Note: Problems at the Channel Tunnel
#Brexit caught many off guard, including yours truly. Tilted toward European equities going in and even chopped around long GBP versus USD as the referendum results cascaded in (tight stops, thankfully).
I have read that the referendum was taken with as much seriousness as an opinion poll, but clearly the real life effects have had the finality of triggering a guillotine. The head has been severed and is “in motion’. A brief respite at 1.37 has given way to 1.32 versus the Greenback.
At US$2.9tln, the UK is the World’s 9th largest economy and the 2nd largest in the EU, but clearly not for long. The UK accounts for 4% of global GDP which to put it in context is almost 2 Canada’s (1.8x rounded).
78% of the UK economy is service driven, on par with the US economy. London is the largest financial centre globally, followed by New York, Singapore, Hong Kong and Tokyo.
In terms of financial market importance, some have drawn parallels to German re-unification in 1990. At that time, there was talk of London losing some financial centre dominance in favour of a Paris, Frankfurt, London triangle. Such fanciful plans never came to fruition. On this go around, the spoils could be strewn further afield, think Dublin, Zurich, Luxembourg, Hong Kong, Singapore, Bangkok and Mumbai.
#Grexit was enough to upset the EU yogurt cart previously (US$220mm GDP). #Brexit, scaled by GDP, is 12x larger.

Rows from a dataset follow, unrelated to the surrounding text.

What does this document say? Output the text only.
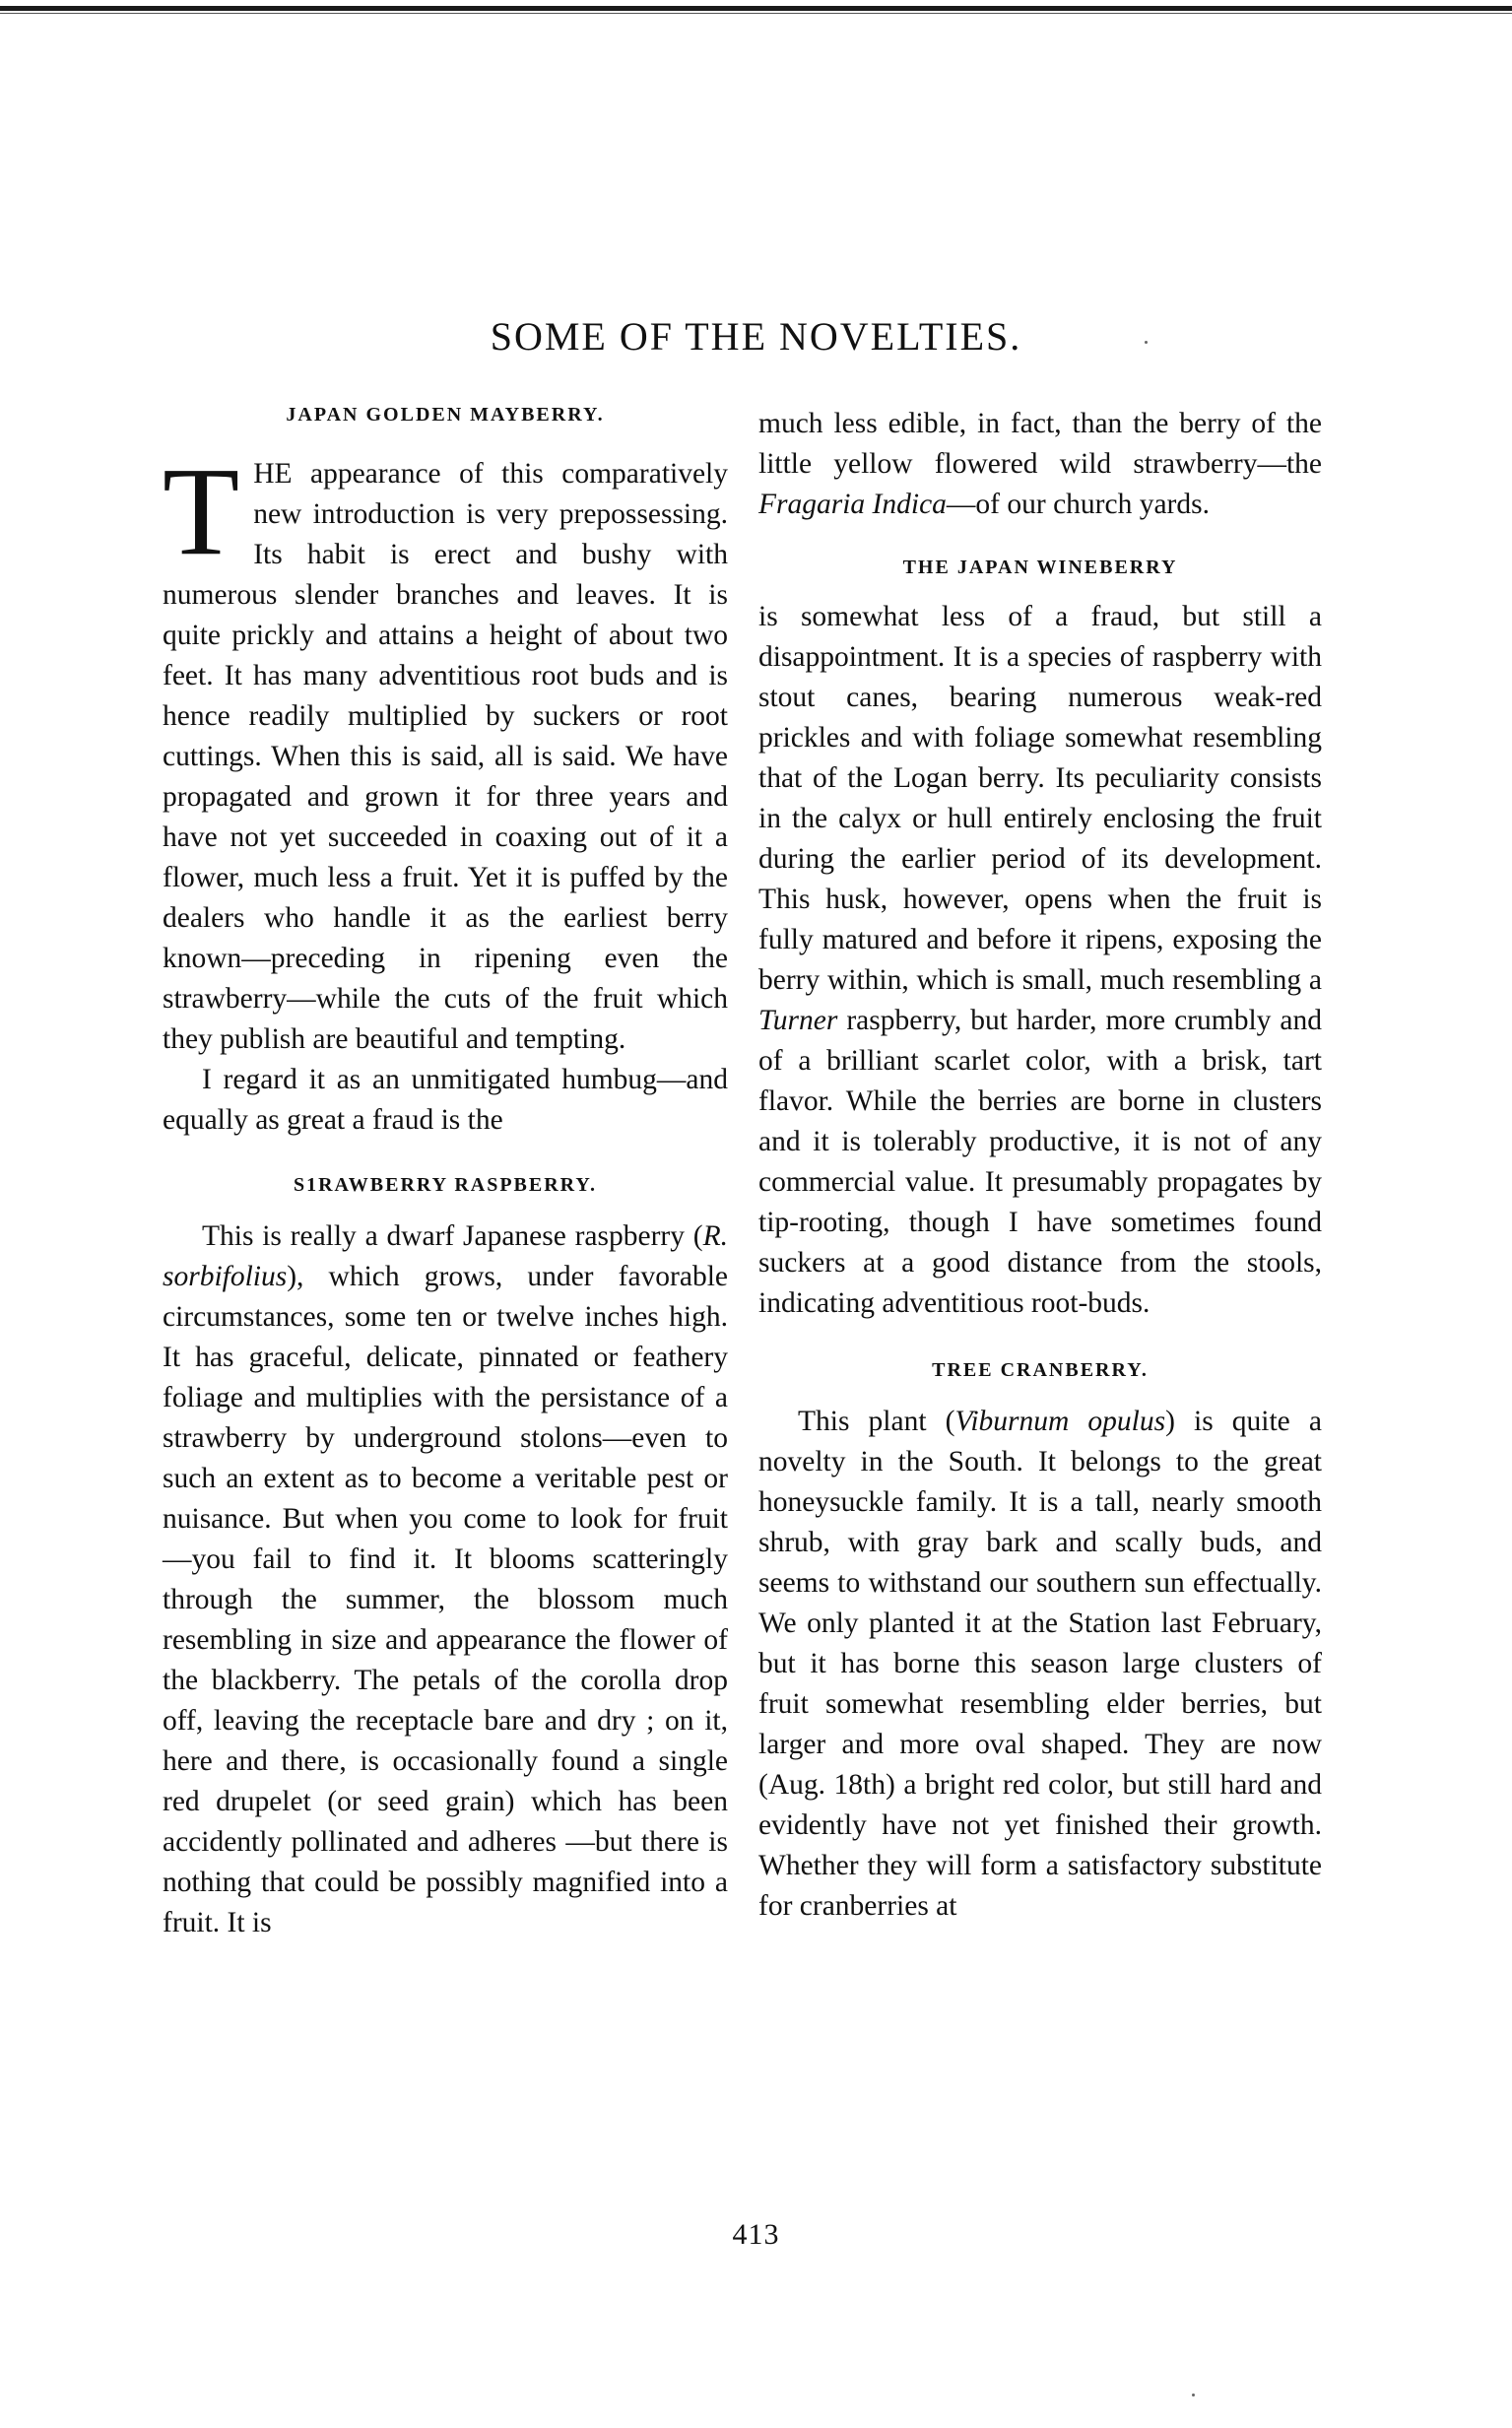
SOME OF THE NOVELTIES.
JAPAN GOLDEN MAYBERRY.

THE appearance of this comparatively new introduction is very prepossessing. Its habit is erect and bushy with numerous slender branches and leaves. It is quite prickly and attains a height of about two feet. It has many adventitious root buds and is hence readily multiplied by suckers or root cuttings. When this is said, all is said. We have propagated and grown it for three years and have not yet succeeded in coaxing out of it a flower, much less a fruit. Yet it is puffed by the dealers who handle it as the earliest berry known—preceding in ripening even the strawberry—while the cuts of the fruit which they publish are beautiful and tempting.

I regard it as an unmitigated humbug—and equally as great a fraud is the

S1RAWBERRY RASPBERRY.

This is really a dwarf Japanese raspberry (R. sorbifolius), which grows, under favorable circumstances, some ten or twelve inches high. It has graceful, delicate, pinnated or feathery foliage and multiplies with the persistance of a strawberry by underground stolons—even to such an extent as to become a veritable pest or nuisance. But when you come to look for fruit—you fail to find it. It blooms scatteringly through the summer, the blossom much resembling in size and appearance the flower of the blackberry. The petals of the corolla drop off, leaving the receptacle bare and dry ; on it, here and there, is occasionally found a single red drupelet (or seed grain) which has been accidently pollinated and adheres —but there is nothing that could be possibly magnified into a fruit. It is

much less edible, in fact, than the berry of the little yellow flowered wild strawberry—the Fragaria Indica—of our church yards.

THE JAPAN WINEBERRY

is somewhat less of a fraud, but still a disappointment. It is a species of raspberry with stout canes, bearing numerous weak-red prickles and with foliage somewhat resembling that of the Logan berry. Its peculiarity consists in the calyx or hull entirely enclosing the fruit during the earlier period of its development. This husk, however, opens when the fruit is fully matured and before it ripens, exposing the berry within, which is small, much resembling a Turner raspberry, but harder, more crumbly and of a brilliant scarlet color, with a brisk, tart flavor. While the berries are borne in clusters and it is tolerably productive, it is not of any commercial value. It presumably propagates by tip-rooting, though I have sometimes found suckers at a good distance from the stools, indicating adventitious root-buds.

TREE CRANBERRY.

This plant (Viburnum opulus) is quite a novelty in the South. It belongs to the great honeysuckle family. It is a tall, nearly smooth shrub, with gray bark and scally buds, and seems to withstand our southern sun effectually. We only planted it at the Station last February, but it has borne this season large clusters of fruit somewhat resembling elder berries, but larger and more oval shaped. They are now (Aug. 18th) a bright red color, but still hard and evidently have not yet finished their growth. Whether they will form a satisfactory substitute for cranberries at

413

The Fly was all over the UK S&P downgrade story this afternoon before I could get my wonky vaca wifi to cooperate and it was laid bare, a 2 notch downgrade to AA, remaining on negative outlook. Fitch, the Sanders of the rating agencies, also downgraded post close today by 1 notch.
Value has yet to emerge in global equities. Higher than usual cash balances should be employed in such a treacherous market environment. Think capital preservation. Clearly the baby is being thrown out with the bath water is some sectors, and values will emerge.
I’m keeping a watchful eye on $ING equity, down 20% since last Wednesday (versus -40% for RBS equity). $ING Exodus stats again signals at threshold for both tech and hybrid OS. A 7% handle on dividend yield served as a good threshold for buys coming out of the global financial crisis in comparable globally safe banks (dominated then as now by the Aussie and Canadians).